Tu o qualcuno dei tuoi collaboratori siete mai stati vittima di attacchi omofobici o minacce da parte dei conservatori? 

Io penso che siamo tutti vittma dell’omofobia, in qualche modo. Quando ero all’università, mi ricordo di persone che andavano in rete e a cercare le mie foto e se le passavano. A un certo punto, le persone sono venute a cercarmi nella mia facoltà. Non so perché, ma sicuramente non volevano offrirmi da bere. Ci sono casi di attacchi verbali o fisici a individui LGBTQI ma tutto sommato la Giordania non è un paese violento.

Com’è vivere da membro della comunità LGBT nel vostro paese? Ci sono associazioni che offrono supporto? Siete in contatto con loro?

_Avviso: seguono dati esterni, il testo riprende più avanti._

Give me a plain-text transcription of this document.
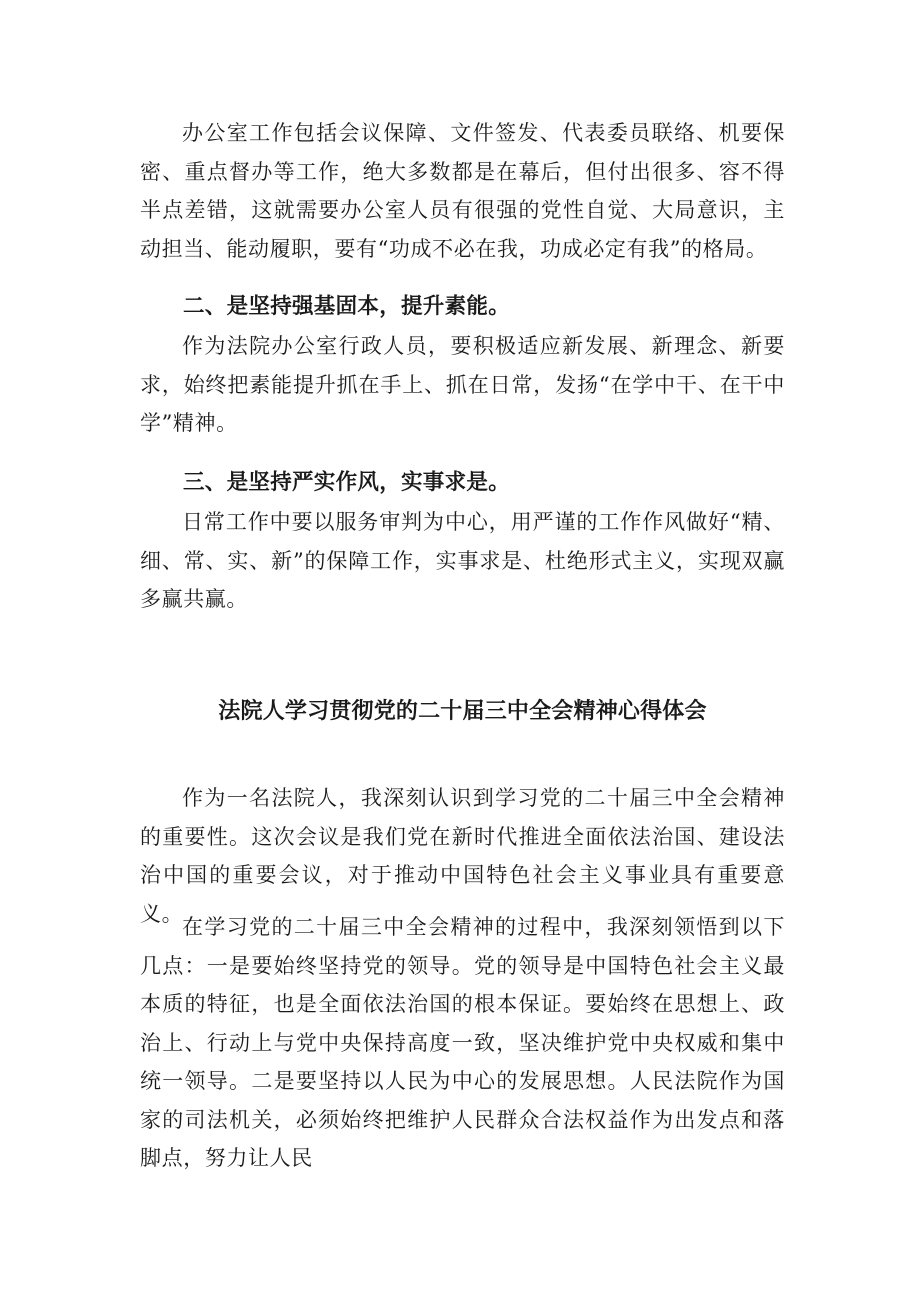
办公室工作包括会议保障、文件签发、代表委员联络、机要保密、重点督办等工作，绝大多数都是在幕后，但付出很多、容不得半点差错，这就需要办公室人员有很强的党性自觉、大局意识，主动担当、能动履职，要有“功成不必在我，功成必定有我”的格局。

二、是坚持强基固本，提升素能。

作为法院办公室行政人员，要积极适应新发展、新理念、新要求，始终把素能提升抓在手上、抓在日常，发扬“在学中干、在干中学”精神。

三、是坚持严实作风，实事求是。

日常工作中要以服务审判为中心，用严谨的工作作风做好“精、细、常、实、新”的保障工作，实事求是、杜绝形式主义，实现双赢多赢共赢。

法院人学习贯彻党的二十届三中全会精神心得体会

作为一名法院人，我深刻认识到学习党的二十届三中全会精神的重要性。这次会议是我们党在新时代推进全面依法治国、建设法治中国的重要会议，对于推动中国特色社会主义事业具有重要意义。

在学习党的二十届三中全会精神的过程中，我深刻领悟到以下几点：一是要始终坚持党的领导。党的领导是中国特色社会主义最本质的特征，也是全面依法治国的根本保证。要始终在思想上、政治上、行动上与党中央保持高度一致，坚决维护党中央权威和集中统一领导。二是要坚持以人民为中心的发展思想。人民法院作为国家的司法机关，必须始终把维护人民群众合法权益作为出发点和落脚点，努力让人民
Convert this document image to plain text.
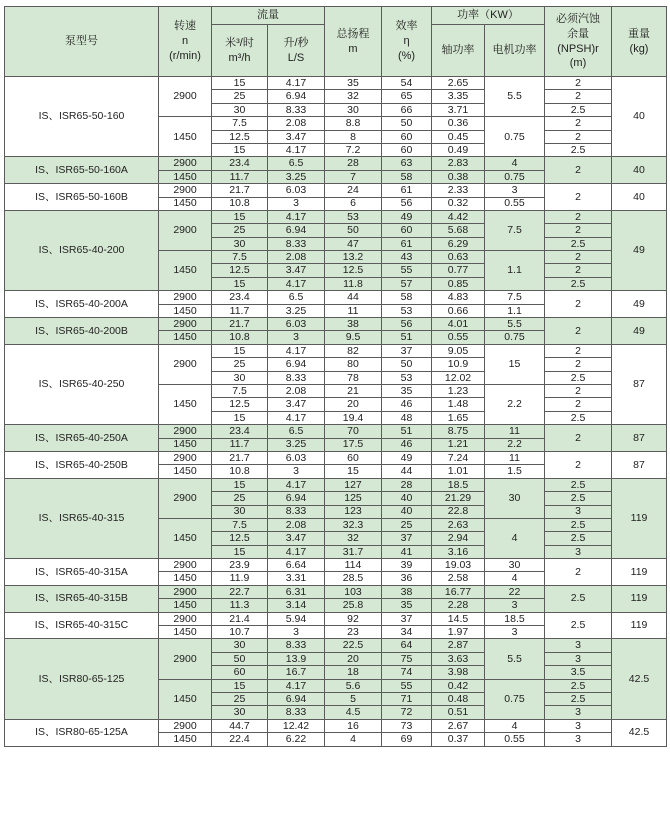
泵型号	转速
n
(r/min)	流量		总扬程
m	效率
η
(%)	功率（KW）		必须汽蚀
余量
(NPSH)r
(m)	重量
(kg)
		米³/时
m³/h	升/秒
L/S			轴功率	电机功率		
IS、ISR65-50-160	2900	15	4.17	35	54	2.65	5.5	2	40
		25	6.94	32	65	3.35		2	
		30	8.33	30	66	3.71		2.5	
	1450	7.5	2.08	8.8	50	0.36	0.75	2	
		12.5	3.47	8	60	0.45		2	
		15	4.17	7.2	60	0.49		2.5	
IS、ISR65-50-160A	2900	23.4	6.5	28	63	2.83	4	2	40
	1450	11.7	3.25	7	58	0.38	0.75		
IS、ISR65-50-160B	2900	21.7	6.03	24	61	2.33	3	2	40
	1450	10.8	3	6	56	0.32	0.55		
IS、ISR65-40-200	2900	15	4.17	53	49	4.42	7.5	2	49
		25	6.94	50	60	5.68		2	
		30	8.33	47	61	6.29		2.5	
	1450	7.5	2.08	13.2	43	0.63	1.1	2	
		12.5	3.47	12.5	55	0.77		2	
		15	4.17	11.8	57	0.85		2.5	
IS、ISR65-40-200A	2900	23.4	6.5	44	58	4.83	7.5	2	49
	1450	11.7	3.25	11	53	0.66	1.1		
IS、ISR65-40-200B	2900	21.7	6.03	38	56	4.01	5.5	2	49
	1450	10.8	3	9.5	51	0.55	0.75		
IS、ISR65-40-250	2900	15	4.17	82	37	9.05	15	2	87
		25	6.94	80	50	10.9		2	
		30	8.33	78	53	12.02		2.5	
	1450	7.5	2.08	21	35	1.23	2.2	2	
		12.5	3.47	20	46	1.48		2	
		15	4.17	19.4	48	1.65		2.5	
IS、ISR65-40-250A	2900	23.4	6.5	70	51	8.75	11	2	87
	1450	11.7	3.25	17.5	46	1.21	2.2		
IS、ISR65-40-250B	2900	21.7	6.03	60	49	7.24	11	2	87
	1450	10.8	3	15	44	1.01	1.5		
IS、ISR65-40-315	2900	15	4.17	127	28	18.5	30	2.5	119
		25	6.94	125	40	21.29		2.5	
		30	8.33	123	40	22.8		3	
	1450	7.5	2.08	32.3	25	2.63	4	2.5	
		12.5	3.47	32	37	2.94		2.5	
		15	4.17	31.7	41	3.16		3	
IS、ISR65-40-315A	2900	23.9	6.64	114	39	19.03	30	2	119
	1450	11.9	3.31	28.5	36	2.58	4		
IS、ISR65-40-315B	2900	22.7	6.31	103	38	16.77	22	2.5	119
	1450	11.3	3.14	25.8	35	2.28	3		
IS、ISR65-40-315C	2900	21.4	5.94	92	37	14.5	18.5	2.5	119
	1450	10.7	3	23	34	1.97	3		
IS、ISR80-65-125	2900	30	8.33	22.5	64	2.87	5.5	3	42.5
		50	13.9	20	75	3.63		3	
		60	16.7	18	74	3.98		3.5	
	1450	15	4.17	5.6	55	0.42	0.75	2.5	
		25	6.94	5	71	0.48		2.5	
		30	8.33	4.5	72	0.51		3	
IS、ISR80-65-125A	2900	44.7	12.42	16	73	2.67	4	3	42.5
	1450	22.4	6.22	4	69	0.37	0.55	3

Sfortunatamente, tolleranza e accettazione per le persone LGBT in Giordania ci sono solo se vivi nella capitale e in alcune zone più che in altre, così come dipendono dallo status economico e sociale. Molte persone pensano che essere gay sia la stessa cosa che essere transgender, e come accade nella maggior parte delle società patriarcali, la femminilità è giudicata e oppressa, mentre la mascolinità è lodata. La discriminazione che la comunità LGBT deve subire è basata sull’ignoranza e supportata da visioni tradizionaliste e conservatrici. Ho conosciuto molta gente che manifesta tolleranza solo verso gay “maschili”. In Giordania, la minoranza più vulnerabile è quella della comunità transgender, che deve affrontare ogni sorta di discriminazione. L’unica iniziativa in Giordania al momento che lavora senza sosta per aiutare la comunità LGBT in Giordania è la Rainbow Street Org.